Science and Technology links (December 29th, 2018)

  1. Low-dose radiation from A-bombs elongated lifespan and reduced cancer mortality relative to un-irradiated individuals (Sutou, 2018):

    The US National Academy of Sciences (NAS) presented the linear no-threshold hypothesis (LNT) in 1956, which indicates that the lowest doses of ionizing radiation are hazardous in proportion to the dose. This spurious hypothesis was not based on solid data. (…) A-bomb survivors (…) showed longer than average lifespans. Average solid cancer death ratios of(…) A-bomb survivors (…) were lower than the average for Japanese people (…), essentially invalidating the LNT model. Nevertheless, LNT has served as the basis of radiation regulation policy. If it were not for LNT, tremendous human, social, and economic losses would not have occurred in the aftermath of the Fukushima Daiichi nuclear plant accident. For many reasons, LNT must be revised or abolished, with changes based not on policy but on science.

    This is important work. I am surprised at how few people know about hormesis. Many people assume that if you avoid stress, toxins and challenges, you will maximize your health and longevity. That is just flat out wrong.

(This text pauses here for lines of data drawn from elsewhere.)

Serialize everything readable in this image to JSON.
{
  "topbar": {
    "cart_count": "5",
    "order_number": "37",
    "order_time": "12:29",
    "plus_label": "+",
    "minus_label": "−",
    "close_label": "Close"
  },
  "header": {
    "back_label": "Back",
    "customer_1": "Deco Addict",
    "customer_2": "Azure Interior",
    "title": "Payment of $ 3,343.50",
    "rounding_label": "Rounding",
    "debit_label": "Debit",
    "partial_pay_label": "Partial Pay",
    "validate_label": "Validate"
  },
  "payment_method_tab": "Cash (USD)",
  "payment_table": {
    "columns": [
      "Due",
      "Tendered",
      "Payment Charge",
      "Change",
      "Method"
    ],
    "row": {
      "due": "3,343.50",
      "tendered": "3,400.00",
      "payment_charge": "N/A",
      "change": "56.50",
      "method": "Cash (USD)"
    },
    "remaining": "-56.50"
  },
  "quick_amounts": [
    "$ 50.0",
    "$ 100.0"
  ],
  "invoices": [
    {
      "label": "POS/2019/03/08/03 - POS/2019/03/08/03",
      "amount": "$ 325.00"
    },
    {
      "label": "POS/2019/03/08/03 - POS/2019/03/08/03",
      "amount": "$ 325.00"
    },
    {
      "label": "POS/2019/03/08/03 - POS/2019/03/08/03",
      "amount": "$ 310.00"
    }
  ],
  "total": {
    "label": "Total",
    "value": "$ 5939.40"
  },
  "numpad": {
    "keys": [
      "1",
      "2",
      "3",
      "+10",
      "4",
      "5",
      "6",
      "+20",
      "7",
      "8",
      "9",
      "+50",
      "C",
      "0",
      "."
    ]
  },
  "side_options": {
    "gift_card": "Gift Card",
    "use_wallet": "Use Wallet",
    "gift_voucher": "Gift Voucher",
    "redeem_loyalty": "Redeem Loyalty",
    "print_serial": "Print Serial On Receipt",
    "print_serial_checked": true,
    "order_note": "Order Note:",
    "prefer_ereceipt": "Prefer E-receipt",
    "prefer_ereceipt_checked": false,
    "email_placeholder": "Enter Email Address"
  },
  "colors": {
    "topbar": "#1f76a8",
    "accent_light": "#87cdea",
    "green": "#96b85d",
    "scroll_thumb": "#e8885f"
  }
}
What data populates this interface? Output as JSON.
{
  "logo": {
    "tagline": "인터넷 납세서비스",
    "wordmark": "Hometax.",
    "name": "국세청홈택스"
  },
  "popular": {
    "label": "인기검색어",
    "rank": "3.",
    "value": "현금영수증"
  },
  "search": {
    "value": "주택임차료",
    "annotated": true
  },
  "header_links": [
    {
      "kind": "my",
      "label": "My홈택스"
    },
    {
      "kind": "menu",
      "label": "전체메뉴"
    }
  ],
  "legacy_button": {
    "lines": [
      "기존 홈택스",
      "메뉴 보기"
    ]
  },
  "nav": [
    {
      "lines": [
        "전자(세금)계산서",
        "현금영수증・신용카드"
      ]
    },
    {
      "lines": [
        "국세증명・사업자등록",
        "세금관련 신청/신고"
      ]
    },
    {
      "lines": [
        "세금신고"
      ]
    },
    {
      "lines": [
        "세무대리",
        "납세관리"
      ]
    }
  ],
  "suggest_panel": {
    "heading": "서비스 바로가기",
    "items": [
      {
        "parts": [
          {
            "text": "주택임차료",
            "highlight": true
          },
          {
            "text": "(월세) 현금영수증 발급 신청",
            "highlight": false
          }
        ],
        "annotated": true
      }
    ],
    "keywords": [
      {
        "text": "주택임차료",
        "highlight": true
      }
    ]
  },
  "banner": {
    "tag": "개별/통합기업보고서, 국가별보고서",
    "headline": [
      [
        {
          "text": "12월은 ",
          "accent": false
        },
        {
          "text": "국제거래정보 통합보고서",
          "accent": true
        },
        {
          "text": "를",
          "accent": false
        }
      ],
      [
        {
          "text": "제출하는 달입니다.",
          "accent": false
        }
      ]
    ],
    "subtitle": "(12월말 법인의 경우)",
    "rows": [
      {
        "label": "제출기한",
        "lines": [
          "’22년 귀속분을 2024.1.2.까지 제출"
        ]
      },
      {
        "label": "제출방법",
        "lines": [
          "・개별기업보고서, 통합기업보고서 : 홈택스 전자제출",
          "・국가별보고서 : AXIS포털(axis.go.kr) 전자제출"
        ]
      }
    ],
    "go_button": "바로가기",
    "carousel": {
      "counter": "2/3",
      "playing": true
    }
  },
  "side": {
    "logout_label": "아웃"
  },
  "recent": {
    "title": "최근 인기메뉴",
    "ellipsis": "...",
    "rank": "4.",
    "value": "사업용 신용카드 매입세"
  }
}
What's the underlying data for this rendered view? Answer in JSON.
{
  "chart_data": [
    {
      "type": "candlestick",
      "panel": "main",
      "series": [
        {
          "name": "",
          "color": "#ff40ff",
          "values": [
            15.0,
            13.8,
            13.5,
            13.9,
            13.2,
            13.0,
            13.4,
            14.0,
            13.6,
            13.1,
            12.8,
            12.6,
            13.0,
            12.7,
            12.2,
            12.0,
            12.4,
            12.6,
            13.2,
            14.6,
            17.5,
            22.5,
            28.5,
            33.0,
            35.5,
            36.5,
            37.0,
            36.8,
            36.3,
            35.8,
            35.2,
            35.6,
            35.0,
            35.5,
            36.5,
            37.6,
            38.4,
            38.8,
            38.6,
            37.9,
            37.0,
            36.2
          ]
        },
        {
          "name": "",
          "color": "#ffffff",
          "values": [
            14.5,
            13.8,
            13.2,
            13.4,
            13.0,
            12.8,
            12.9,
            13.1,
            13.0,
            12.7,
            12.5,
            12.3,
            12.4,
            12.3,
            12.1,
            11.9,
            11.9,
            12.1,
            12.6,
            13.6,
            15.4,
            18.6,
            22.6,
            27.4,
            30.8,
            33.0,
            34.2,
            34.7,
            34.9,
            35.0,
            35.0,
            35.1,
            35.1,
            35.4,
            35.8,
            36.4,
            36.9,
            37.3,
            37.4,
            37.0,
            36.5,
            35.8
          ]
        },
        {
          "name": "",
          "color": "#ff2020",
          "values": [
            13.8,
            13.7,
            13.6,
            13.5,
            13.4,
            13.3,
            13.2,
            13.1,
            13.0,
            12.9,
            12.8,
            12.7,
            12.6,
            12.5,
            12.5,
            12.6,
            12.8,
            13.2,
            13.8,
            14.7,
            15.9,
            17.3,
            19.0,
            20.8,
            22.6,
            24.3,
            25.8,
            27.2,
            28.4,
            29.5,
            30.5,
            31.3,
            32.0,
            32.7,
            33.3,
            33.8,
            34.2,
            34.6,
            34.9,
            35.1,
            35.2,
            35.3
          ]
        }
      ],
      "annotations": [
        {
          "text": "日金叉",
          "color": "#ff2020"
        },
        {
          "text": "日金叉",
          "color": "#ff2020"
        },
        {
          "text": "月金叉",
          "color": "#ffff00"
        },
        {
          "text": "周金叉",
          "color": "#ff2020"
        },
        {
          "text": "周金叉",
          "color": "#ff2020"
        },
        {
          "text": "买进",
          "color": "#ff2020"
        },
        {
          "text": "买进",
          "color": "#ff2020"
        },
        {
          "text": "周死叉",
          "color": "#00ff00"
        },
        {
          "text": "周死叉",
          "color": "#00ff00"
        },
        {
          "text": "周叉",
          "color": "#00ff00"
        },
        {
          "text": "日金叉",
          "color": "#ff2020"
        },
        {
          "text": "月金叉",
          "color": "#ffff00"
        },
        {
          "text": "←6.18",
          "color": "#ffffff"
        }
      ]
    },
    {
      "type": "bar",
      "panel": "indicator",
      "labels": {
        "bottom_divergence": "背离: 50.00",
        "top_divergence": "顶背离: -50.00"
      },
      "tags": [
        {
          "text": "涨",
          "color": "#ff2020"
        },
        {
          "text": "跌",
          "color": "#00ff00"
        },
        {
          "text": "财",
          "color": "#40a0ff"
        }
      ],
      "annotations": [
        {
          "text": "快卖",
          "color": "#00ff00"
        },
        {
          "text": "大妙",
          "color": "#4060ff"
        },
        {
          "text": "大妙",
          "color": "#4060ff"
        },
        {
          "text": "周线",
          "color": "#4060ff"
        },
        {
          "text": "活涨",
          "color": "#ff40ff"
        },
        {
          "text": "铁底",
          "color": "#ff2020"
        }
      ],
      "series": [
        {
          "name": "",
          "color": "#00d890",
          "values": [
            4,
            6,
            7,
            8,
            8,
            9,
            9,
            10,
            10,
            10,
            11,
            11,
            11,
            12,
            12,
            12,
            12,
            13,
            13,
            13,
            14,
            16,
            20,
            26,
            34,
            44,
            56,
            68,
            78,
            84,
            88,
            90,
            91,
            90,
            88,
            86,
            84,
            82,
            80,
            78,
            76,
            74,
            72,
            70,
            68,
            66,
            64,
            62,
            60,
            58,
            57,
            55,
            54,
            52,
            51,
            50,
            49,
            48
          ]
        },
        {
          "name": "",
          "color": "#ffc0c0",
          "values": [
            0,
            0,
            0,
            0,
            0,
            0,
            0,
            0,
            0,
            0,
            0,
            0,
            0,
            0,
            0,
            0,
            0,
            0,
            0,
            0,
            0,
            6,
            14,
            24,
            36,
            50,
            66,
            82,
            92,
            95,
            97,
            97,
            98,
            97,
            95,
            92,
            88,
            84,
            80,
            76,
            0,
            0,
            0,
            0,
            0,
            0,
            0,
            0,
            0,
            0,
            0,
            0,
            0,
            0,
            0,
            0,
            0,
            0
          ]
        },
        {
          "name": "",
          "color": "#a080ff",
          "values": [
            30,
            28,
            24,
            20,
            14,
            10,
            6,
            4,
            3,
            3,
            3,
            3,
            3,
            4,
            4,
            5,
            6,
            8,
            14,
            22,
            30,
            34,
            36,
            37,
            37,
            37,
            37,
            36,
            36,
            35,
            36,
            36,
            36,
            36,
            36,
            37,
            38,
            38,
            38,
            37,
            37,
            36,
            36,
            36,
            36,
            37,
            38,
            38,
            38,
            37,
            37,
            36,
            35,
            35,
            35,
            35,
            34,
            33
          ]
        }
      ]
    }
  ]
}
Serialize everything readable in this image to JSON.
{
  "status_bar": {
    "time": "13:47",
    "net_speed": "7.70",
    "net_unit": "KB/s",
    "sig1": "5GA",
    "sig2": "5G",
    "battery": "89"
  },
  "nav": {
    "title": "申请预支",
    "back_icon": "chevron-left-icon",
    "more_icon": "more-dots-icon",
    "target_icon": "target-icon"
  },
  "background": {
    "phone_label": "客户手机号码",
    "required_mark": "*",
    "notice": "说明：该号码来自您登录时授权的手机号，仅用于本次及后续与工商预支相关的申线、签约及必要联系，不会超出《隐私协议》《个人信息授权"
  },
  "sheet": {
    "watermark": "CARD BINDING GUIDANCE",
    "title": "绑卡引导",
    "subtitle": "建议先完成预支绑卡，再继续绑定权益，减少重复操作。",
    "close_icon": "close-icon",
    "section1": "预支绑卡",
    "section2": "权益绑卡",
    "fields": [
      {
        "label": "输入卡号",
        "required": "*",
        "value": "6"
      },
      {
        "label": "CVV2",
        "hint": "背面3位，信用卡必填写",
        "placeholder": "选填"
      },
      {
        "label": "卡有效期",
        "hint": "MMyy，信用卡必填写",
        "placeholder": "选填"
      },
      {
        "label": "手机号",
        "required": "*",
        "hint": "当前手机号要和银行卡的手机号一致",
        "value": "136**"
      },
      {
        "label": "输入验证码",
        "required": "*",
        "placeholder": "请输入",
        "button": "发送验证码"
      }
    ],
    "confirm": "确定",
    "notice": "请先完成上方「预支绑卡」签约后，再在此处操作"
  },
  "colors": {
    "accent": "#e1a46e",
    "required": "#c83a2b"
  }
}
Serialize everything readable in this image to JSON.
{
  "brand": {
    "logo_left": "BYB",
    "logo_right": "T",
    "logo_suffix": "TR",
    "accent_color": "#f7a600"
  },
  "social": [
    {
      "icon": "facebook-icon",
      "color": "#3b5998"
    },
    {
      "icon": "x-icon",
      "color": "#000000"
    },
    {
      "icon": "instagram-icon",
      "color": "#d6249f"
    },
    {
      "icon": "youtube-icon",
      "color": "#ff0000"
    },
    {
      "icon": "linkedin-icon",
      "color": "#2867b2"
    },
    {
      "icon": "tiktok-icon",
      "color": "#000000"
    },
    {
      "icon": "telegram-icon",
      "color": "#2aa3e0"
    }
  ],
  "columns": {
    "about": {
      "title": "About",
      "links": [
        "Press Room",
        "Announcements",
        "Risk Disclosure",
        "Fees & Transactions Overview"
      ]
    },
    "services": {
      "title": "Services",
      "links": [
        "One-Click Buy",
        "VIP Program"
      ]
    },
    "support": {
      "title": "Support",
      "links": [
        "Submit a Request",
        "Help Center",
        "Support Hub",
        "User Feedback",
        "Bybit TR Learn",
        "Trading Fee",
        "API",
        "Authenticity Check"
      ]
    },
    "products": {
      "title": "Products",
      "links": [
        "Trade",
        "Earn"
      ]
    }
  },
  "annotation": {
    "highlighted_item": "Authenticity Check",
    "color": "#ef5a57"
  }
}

  2. In climate talks, we use year 1850 as a reference: the implicit goal is to maintain Earth’s global temperature close to the global temperature that existed in year 1850 (say within 1.5 degrees). To my knowledge, nothing makes year 1850 special. In fact, in the absence of both ancient and recent carbon emissions from agriculture and industrialization, current global average temperatures would likely have been about 1.3 degrees lower than they were around 1850 (Vavrus et al., Nature 2018). We were headed down toward another glaciation and, instead, due to human beings, we are headed toward warmer and warmer temperatures. Left unchecked, neither direction is desirable. As argued by Deutsch in the Beginning of Infinity, we have no choice but to accept that there is no such thing as “sustainability” (which assumes an ideal steady state) and that we must learn to engineer our climate.
  3. Human beings do not originate from a single region in Africa: the story of our origin is complicated, involving a mix of different populations and cultures.
  4. McGuff and Litte (2009) write:

    there is no additional physiological advantage afforded to one’s body, including endurance or cardio benefits, by training that lasts more than six to nine minutes a week.

  5. The videogame Fortnite lead to 3 billion dollars in profit for its creators. It has 200 million players.
  6. In older mammals, the skin loses fat. Zhang et al. restored the ability of skin in older mice to store fat, thus making the skin more resistant to some infections.
  7. Students who make friends and study with them tend to do better. This is painfully obvious to anyone who has given serious thought to how schooling works.